Saturday, March 20, 2010

Battered Woman Syndrome

Battered woman syndrome attorney staten island (BWS) was first proposed in the 1970's and was essentially based on the clinical observations of a single researcher. Nevertheless, the concept quickly caught on and became a popular way to justify behavior in some courts. However, while it initially enjoyed success in portions of the legal arena, BWS has not been established nor accepted in the field of psychology by serious and rigorous empirical researchers.

To be sure, clinical syndromes do exist, and BWS may indeed exist, but to date there is insufficient empirical evidence to show this syndrome meets the rigorous diagnostic criteria of psychology or the law. If BWS does exist, there is no reliable means to identify those who suffer from it from those who merely claim it as a legal defense.

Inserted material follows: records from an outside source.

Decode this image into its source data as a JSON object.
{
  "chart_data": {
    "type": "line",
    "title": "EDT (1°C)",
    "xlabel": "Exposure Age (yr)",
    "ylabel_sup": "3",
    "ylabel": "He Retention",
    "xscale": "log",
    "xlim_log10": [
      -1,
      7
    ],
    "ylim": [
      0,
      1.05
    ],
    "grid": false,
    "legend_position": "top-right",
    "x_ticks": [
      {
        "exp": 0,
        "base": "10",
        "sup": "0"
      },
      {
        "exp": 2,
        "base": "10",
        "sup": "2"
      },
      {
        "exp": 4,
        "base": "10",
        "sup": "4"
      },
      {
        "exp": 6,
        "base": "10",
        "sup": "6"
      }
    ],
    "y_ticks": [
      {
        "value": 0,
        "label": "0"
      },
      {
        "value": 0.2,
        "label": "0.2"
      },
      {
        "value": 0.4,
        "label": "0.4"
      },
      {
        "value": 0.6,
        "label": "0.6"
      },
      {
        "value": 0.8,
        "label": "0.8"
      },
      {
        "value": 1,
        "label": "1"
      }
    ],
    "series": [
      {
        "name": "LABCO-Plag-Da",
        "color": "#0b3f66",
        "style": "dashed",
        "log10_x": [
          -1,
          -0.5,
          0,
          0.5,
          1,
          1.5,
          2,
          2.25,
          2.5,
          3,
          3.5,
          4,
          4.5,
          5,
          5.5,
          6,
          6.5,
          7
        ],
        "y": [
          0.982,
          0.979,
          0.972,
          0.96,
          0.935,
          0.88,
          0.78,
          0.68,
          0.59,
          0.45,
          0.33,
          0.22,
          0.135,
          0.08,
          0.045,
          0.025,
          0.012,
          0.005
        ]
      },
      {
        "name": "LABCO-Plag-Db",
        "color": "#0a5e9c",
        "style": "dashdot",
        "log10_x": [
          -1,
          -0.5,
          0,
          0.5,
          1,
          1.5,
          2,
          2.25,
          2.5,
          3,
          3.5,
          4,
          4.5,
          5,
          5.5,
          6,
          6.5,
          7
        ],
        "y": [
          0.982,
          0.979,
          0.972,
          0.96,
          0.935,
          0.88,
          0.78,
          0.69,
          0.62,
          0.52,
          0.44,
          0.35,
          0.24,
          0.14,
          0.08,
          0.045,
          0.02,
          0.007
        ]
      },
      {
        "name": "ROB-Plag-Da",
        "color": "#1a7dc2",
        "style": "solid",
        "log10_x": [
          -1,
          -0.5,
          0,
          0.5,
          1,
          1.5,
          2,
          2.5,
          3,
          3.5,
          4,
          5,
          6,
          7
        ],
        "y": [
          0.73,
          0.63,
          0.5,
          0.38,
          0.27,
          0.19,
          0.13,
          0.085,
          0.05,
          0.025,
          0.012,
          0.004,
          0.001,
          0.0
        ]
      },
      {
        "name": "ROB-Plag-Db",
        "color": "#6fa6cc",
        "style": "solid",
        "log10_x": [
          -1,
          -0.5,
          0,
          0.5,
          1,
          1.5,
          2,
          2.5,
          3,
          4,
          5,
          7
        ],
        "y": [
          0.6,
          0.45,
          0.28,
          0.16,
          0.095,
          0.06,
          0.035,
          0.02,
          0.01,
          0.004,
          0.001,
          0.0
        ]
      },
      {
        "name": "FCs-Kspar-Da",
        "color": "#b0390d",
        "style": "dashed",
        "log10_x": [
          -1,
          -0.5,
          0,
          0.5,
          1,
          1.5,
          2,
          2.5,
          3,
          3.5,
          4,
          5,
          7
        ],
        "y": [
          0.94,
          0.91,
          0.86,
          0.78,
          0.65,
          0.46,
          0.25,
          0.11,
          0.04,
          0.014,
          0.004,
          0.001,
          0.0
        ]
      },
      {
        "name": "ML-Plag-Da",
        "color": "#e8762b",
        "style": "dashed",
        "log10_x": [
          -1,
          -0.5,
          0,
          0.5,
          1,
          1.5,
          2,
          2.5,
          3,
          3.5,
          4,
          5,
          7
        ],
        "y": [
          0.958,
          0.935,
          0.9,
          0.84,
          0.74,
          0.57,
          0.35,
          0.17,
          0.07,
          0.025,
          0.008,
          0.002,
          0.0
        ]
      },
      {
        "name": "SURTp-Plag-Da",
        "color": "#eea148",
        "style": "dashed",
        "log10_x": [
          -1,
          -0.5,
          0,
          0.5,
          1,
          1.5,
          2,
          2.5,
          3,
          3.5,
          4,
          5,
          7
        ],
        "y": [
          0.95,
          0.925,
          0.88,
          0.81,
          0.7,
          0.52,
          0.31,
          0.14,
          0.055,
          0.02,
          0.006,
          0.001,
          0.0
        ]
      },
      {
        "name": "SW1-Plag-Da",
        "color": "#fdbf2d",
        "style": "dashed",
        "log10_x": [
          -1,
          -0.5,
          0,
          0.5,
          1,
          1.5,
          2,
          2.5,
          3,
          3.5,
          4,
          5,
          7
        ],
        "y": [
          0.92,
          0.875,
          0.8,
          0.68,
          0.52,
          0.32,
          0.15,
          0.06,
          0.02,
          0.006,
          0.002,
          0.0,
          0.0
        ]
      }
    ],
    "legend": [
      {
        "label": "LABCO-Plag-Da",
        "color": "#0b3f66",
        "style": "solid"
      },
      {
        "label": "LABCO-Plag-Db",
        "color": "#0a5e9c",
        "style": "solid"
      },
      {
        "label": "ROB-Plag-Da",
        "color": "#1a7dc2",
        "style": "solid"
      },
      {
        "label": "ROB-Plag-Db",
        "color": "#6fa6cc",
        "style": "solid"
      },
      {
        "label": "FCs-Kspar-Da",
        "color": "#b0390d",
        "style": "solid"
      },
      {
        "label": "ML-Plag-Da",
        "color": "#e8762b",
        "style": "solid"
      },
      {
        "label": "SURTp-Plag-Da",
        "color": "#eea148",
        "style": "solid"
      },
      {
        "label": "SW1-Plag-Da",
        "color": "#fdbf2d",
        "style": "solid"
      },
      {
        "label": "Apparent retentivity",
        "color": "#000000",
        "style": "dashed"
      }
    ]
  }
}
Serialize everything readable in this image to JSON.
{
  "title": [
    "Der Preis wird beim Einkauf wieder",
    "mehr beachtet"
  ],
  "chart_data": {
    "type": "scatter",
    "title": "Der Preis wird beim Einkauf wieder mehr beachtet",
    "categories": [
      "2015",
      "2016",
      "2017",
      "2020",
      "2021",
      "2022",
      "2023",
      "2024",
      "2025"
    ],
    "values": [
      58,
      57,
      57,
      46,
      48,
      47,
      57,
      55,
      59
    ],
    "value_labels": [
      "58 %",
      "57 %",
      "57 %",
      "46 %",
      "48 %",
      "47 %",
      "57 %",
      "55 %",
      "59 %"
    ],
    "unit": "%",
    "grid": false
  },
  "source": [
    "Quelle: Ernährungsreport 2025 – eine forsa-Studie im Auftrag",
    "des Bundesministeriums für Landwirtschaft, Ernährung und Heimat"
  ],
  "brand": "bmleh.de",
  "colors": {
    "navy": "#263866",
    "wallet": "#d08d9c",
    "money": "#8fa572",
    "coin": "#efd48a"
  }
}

BWS appears to be the product of legal advocacy and not science. BWS seems to owe its existence to the needs of legal attorneys staten island to support and justify claims by battered women who have killed. Given the lack of an established, empirical, scientific basis and its failure to achieve specific political and social policy goals for women, BWS may not be long for this world.

BWS has been employed in a wide assortment of cases, ranging from the prototypical self-defense case to the more novel prosecutorial use of the syndrome. In the former set of cases, courts define the syndrome's relevance variously, from supporting the honesty of the woman's belief in the need to use deadly force to her mental incapacity to form the requisite mental intent. In the latter set of cases, in which prosecutors use the evidence, the evidence's relevance is ostensibly offered to explain why a battered woman might change her testimony (i.e., commit perjury) and testify that she was not a victim of battering; in fact, BWS is probably used to buttress the prosecution's case by showing prior violent acts by the defendant that would otherwise be excluded by the rules of evidence.

BWS attorney staten island offers broad interpretations of conduct for which there is no empirical support. As courts begin to apply Daubert styled tests of admissibility that query the scientific basis for BWS testimony, they will discover the serious lack of scientific support for BWS. There are numerous non-specific signs that a clinician favorably biased towards BWS will "see" in the reports of a woman relating a history of battering. Such clinicians are quick to then label the clinical history as causing BWS, and the BWS as justifying or explaining the woman's subsequent unlawful conduct. The clinical error or trap lies in the fact that these signs are commonly seen in a variety of conditions, and none are specifically tied to BWS. Further, the patient can simply lie about or exaggerate their abusive history with a host of non-specific signs. There is a human tendency to accept ready explanations and BWS offers just that. This unreliable manner leads to inaccurate diagnosis. A principal tenant of science is there must first be reliability, and absent this, there can be no validity, that is, no trustworthy diagnosis. So, how can anyone determine who does and who does not suffer with BWS? The simple answer is, we cannot.